Idea #21542
openImproved visibility on cloud instance (and maybe other resources?) quotas
Description
Some ideas:
arvados-server cloudtest
could check the amount of vCPUs per instance family it has available and report an error/warning when the current quota means that some of its configured instance types won't be able to be requested or just a handful below some threshold.arvados-dispatch-cloud
monitors and exposes via prometheus current quota limits that can be included in a Grafana dashboard, useful for quick debugging scheduling issues, e.g:- Storage for General Purpose SSD: This is important for the autoscaling EBS feature to work, containers could suddenly fail because of storage space starvation if the limit is too small for the workload.
- Running On-Demand Standard Instances: I believe this is measured in vCPUs so sometimes requesting just a handful of big nodes could make requesting smaller nodes from the same family impossible.
The rationale behind this is that Cloud Teams sometimes are different from the groups that use and manage Arvados, and so, quotas might change over time without being communicated, with the potential issues this could cause on production clusters that rely on throughput from past runs.
Documentation that might be useful: https://docs.aws.amazon.com/servicequotas/
Related issues
Updated by Peter Amstutz 9 months ago
- Related to Feature #21123: Add API that returns current dispatch/scheduling status for a specified container added
Updated by Peter Amstutz 9 months ago
Related, I think if #21123 was able to surface the errors that are currently in the logs (e.g. hit vCPU quota) that would also go a long way towards at least understanding what's happening.
I think it's a bit hard to check for this proactively without knowing what the workload is actually going to be.
Updated by Brett Smith 9 months ago
Peter Amstutz wrote in #note-2:
I think it's a bit hard to check for this proactively without knowing what the workload is actually going to be.
Had a similar thought.
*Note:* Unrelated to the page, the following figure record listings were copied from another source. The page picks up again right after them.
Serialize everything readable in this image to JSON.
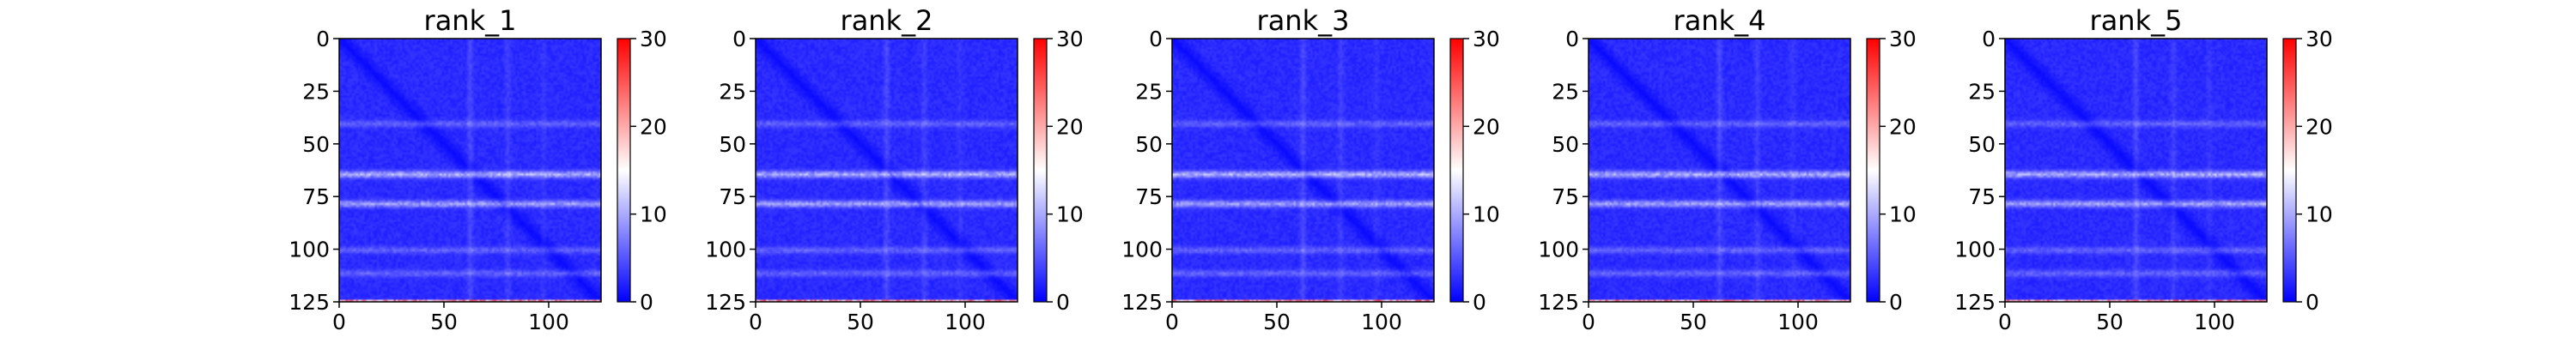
{
  "chart_data": {
    "type": "heatmap",
    "shared": {
      "colormap": [
        "#0000ff",
        "#ffffff",
        "#ff0000"
      ],
      "vmin": 0,
      "vmax": 30,
      "colorbar_ticks": [
        "0",
        "10",
        "20",
        "30"
      ],
      "x_ticks": [
        "0",
        "50",
        "100"
      ],
      "y_ticks": [
        "0",
        "25",
        "50",
        "75",
        "100",
        "125"
      ],
      "matrix_size": 125,
      "xlim": [
        0,
        125
      ],
      "ylim": [
        125,
        0
      ],
      "structure": {
        "diagonal": 0,
        "background": 2.5,
        "bright_rows": [
          {
            "at": 40,
            "value": 6
          },
          {
            "at": 64,
            "value": 11
          },
          {
            "at": 78,
            "value": 10
          },
          {
            "at": 100,
            "value": 6
          },
          {
            "at": 111,
            "value": 6
          }
        ],
        "bright_columns": [
          {
            "at": 62,
            "value": 6
          },
          {
            "at": 80,
            "value": 5
          },
          {
            "at": 97,
            "value": 4
          }
        ],
        "last_row_value": 22
      }
    },
    "panels": [
      {
        "title": "rank_1"
      },
      {
        "title": "rank_2"
      },
      {
        "title": "rank_3"
      },
      {
        "title": "rank_4"
      },
      {
        "title": "rank_5"
      }
    ]
  }
}
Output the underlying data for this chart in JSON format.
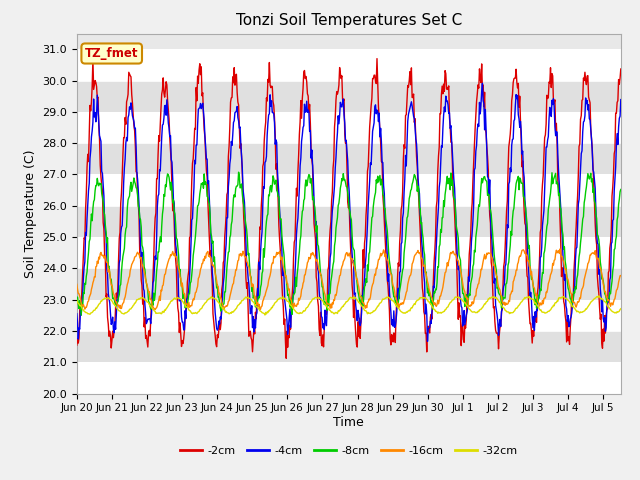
{
  "title": "Tonzi Soil Temperatures Set C",
  "xlabel": "Time",
  "ylabel": "Soil Temperature (C)",
  "ylim": [
    20.0,
    31.5
  ],
  "yticks": [
    20.0,
    21.0,
    22.0,
    23.0,
    24.0,
    25.0,
    26.0,
    27.0,
    28.0,
    29.0,
    30.0,
    31.0
  ],
  "series_order": [
    "-2cm",
    "-4cm",
    "-8cm",
    "-16cm",
    "-32cm"
  ],
  "series": {
    "-2cm": {
      "color": "#dd0000",
      "lw": 1.0,
      "amp": 4.2,
      "base": 25.8,
      "phase": 0.0,
      "trend": 0.12
    },
    "-4cm": {
      "color": "#0000ee",
      "lw": 1.0,
      "amp": 3.5,
      "base": 25.6,
      "phase": 0.25,
      "trend": 0.1
    },
    "-8cm": {
      "color": "#00cc00",
      "lw": 1.0,
      "amp": 2.0,
      "base": 24.8,
      "phase": 0.7,
      "trend": 0.08
    },
    "-16cm": {
      "color": "#ff8800",
      "lw": 1.0,
      "amp": 0.85,
      "base": 23.6,
      "phase": 1.4,
      "trend": 0.05
    },
    "-32cm": {
      "color": "#dddd00",
      "lw": 1.0,
      "amp": 0.25,
      "base": 22.8,
      "phase": 2.2,
      "trend": 0.02
    }
  },
  "annotation_text": "TZ_fmet",
  "annotation_color": "#cc0000",
  "annotation_bg": "#ffffcc",
  "annotation_border": "#cc8800",
  "fig_facecolor": "#f0f0f0",
  "axes_facecolor": "#e8e8e8",
  "n_days": 15.5,
  "samples_per_day": 48,
  "x_tick_labels": [
    "Jun 20",
    "Jun 21",
    "Jun 22",
    "Jun 23",
    "Jun 24",
    "Jun 25",
    "Jun 26",
    "Jun 27",
    "Jun 28",
    "Jun 29",
    "Jun 30",
    "Jul 1",
    "Jul 2",
    "Jul 3",
    "Jul 4",
    "Jul 5"
  ],
  "legend_labels": [
    "-2cm",
    "-4cm",
    "-8cm",
    "-16cm",
    "-32cm"
  ],
  "legend_colors": [
    "#dd0000",
    "#0000ee",
    "#00cc00",
    "#ff8800",
    "#dddd00"
  ]
}
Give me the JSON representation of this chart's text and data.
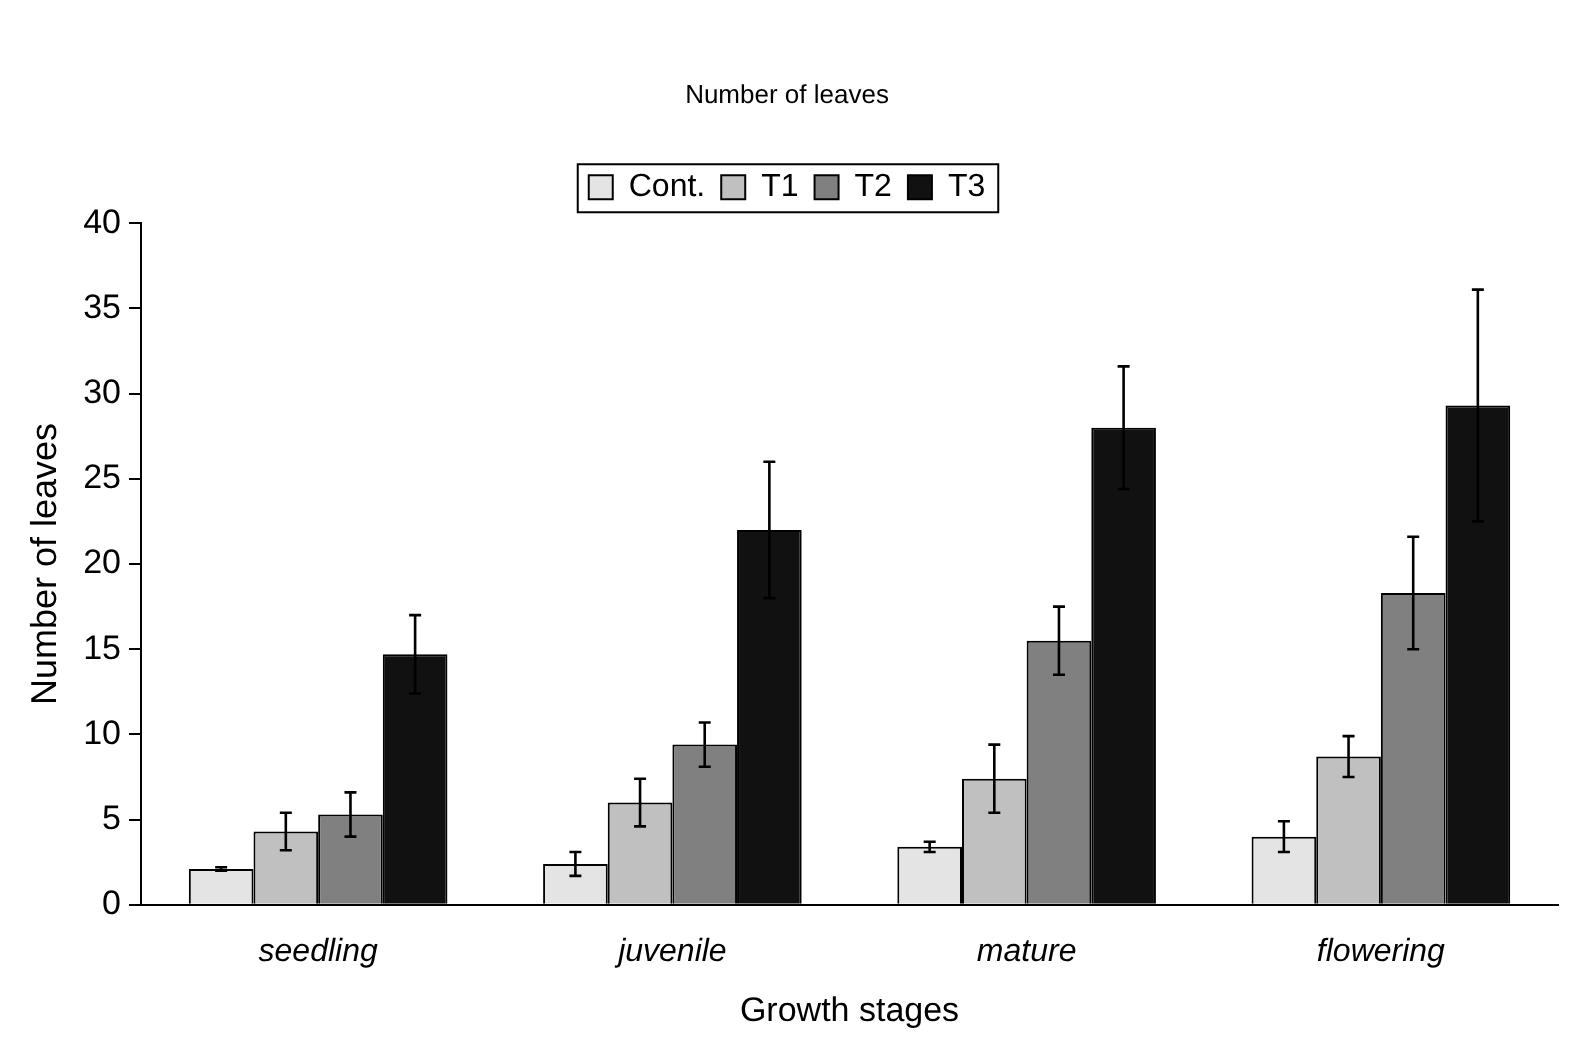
{
  "chart_data": {
    "type": "bar",
    "title": "Number of leaves",
    "xlabel": "Growth stages",
    "ylabel": "Number of leaves",
    "categories": [
      "seedling",
      "juvenile",
      "mature",
      "flowering"
    ],
    "series": [
      {
        "name": "Cont.",
        "color": "#e4e4e4",
        "values": [
          2.1,
          2.4,
          3.4,
          4.0
        ],
        "errors": [
          0.1,
          0.7,
          0.3,
          0.9
        ]
      },
      {
        "name": "T1",
        "color": "#c0c0c0",
        "values": [
          4.3,
          6.0,
          7.4,
          8.7
        ],
        "errors": [
          1.1,
          1.4,
          2.0,
          1.2
        ]
      },
      {
        "name": "T2",
        "color": "#808080",
        "values": [
          5.3,
          9.4,
          15.5,
          18.3
        ],
        "errors": [
          1.3,
          1.3,
          2.0,
          3.3
        ]
      },
      {
        "name": "T3",
        "color": "#111111",
        "values": [
          14.7,
          22.0,
          28.0,
          29.3
        ],
        "errors": [
          2.3,
          4.0,
          3.6,
          6.8
        ]
      }
    ],
    "ylim": [
      0,
      40
    ],
    "yticks": [
      0,
      5,
      10,
      15,
      20,
      25,
      30,
      35,
      40
    ],
    "grid": false,
    "legend": "top"
  }
}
I respect the goal here but reporting "just a handful below some threshold" is pretty vague as requirements go. The real question is "will it be able to spin up the number of instances the user expects," and that could be anything—especially since different individuals might have different expectations.
Updated by Lucas Di Pentima 9 months ago
Brett Smith wrote in #note-3:
Peter Amstutz wrote in #note-2:
I think it's a bit hard to check for this proactively without knowing what the workload is actually going to be.
Had a similar thought. I respect the goal here but reporting "just a handful below some threshold" is pretty vague as requirements go. The real question is "will it be able to spin up the number of instances the user expects," and that could be anything—especially since different individuals might have different expectations.
We could estimate how much the users will want from the MaxInstances
config knob.
I agree that #21123 would solve part of what this story is about (didn't had it in mind when I wrote this), but having a preemptive way of checking too restrictive quotas might be beneficial for cluster set up, and exposing quota limits as metrics would also add to the whole cluster status monitoring experience.